Edited by leading Lincoln scholars Joshua Wolf Shenk and Harold Holzer, this companion volume to the Library of Congress exhibition offers a fresh and intimate perspective on a man whose thoughts and words continue to affect history. To underscore the resonance of Lincoln’s writings on contemporary culture, each manuscript is accompanied by a reflection on Lincoln by a prominent American from the arts, politics, literature, or entertainment, including Toni Morrison, Sam Waterston, Robert Pinsky, Gore Vidal, and presidents Carter, George H.W., and George W. Bush.

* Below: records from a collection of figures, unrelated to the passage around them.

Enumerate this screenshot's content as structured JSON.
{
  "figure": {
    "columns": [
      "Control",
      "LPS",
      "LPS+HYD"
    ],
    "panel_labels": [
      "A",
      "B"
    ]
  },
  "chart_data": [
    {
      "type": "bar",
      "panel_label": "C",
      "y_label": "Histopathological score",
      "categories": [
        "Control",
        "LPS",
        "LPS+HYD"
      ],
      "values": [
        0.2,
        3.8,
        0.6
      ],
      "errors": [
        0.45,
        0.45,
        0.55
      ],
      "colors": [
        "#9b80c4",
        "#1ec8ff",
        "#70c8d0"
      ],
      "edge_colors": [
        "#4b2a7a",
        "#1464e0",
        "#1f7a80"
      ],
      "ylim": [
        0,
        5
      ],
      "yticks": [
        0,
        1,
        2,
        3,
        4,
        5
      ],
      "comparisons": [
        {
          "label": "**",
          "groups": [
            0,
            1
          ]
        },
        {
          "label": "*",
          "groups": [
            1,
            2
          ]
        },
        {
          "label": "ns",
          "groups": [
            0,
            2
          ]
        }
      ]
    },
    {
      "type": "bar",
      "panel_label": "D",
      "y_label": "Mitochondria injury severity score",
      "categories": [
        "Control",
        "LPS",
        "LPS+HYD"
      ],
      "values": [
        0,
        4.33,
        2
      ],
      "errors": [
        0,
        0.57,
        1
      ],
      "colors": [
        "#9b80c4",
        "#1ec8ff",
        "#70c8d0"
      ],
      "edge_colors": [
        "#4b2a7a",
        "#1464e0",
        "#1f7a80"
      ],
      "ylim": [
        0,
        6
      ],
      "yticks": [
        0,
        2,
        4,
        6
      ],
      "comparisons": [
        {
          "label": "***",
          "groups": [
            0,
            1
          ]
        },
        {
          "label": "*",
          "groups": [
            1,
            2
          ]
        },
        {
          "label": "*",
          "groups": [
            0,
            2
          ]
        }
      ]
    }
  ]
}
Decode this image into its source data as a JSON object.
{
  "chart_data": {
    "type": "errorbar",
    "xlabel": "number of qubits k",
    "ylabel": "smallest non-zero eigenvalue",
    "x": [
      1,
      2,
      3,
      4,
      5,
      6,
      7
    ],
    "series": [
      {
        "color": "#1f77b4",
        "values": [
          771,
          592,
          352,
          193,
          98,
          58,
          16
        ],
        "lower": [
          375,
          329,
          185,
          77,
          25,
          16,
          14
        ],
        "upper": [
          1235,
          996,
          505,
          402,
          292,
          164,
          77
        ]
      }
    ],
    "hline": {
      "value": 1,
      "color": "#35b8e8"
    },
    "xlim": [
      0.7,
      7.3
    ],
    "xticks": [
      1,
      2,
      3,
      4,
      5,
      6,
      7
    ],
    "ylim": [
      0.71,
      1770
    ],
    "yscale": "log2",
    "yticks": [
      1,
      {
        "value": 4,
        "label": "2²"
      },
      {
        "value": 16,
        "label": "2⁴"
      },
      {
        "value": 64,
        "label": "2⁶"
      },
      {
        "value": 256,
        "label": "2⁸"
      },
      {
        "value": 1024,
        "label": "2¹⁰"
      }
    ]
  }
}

While Lincoln’s words are quite well known, the original manuscripts boast a unique power and beauty and provide rare insight into the creative process. In this collection we can see the ebb and flow of Lincoln’s thoughts, emotions, hopes, and doubts. We can see where he paused to dip his pen in the ink or to capture an idea. We can see where he added a word or phrase, and where he crossed out others, searching for the most precise, and concise, expression. In these marks on the page, Lincoln’s character is available to us with a profound immediacy. From such icons as the Gettysburg Address and the inaugural speeches to seldom-seen but superb rarities, here is the world as Lincoln saw and shaped it in words and images that resound to this very day.
Abraham Lincoln was a store owner, postmaster, county surveyor, and lawyer, before sitting in both the House of Representatives and Senate. He was our 16th President, being elected twice, and serving until his assassination in 1865. He is best known for leading the United States through the Civil War, and his anti-slavery stance.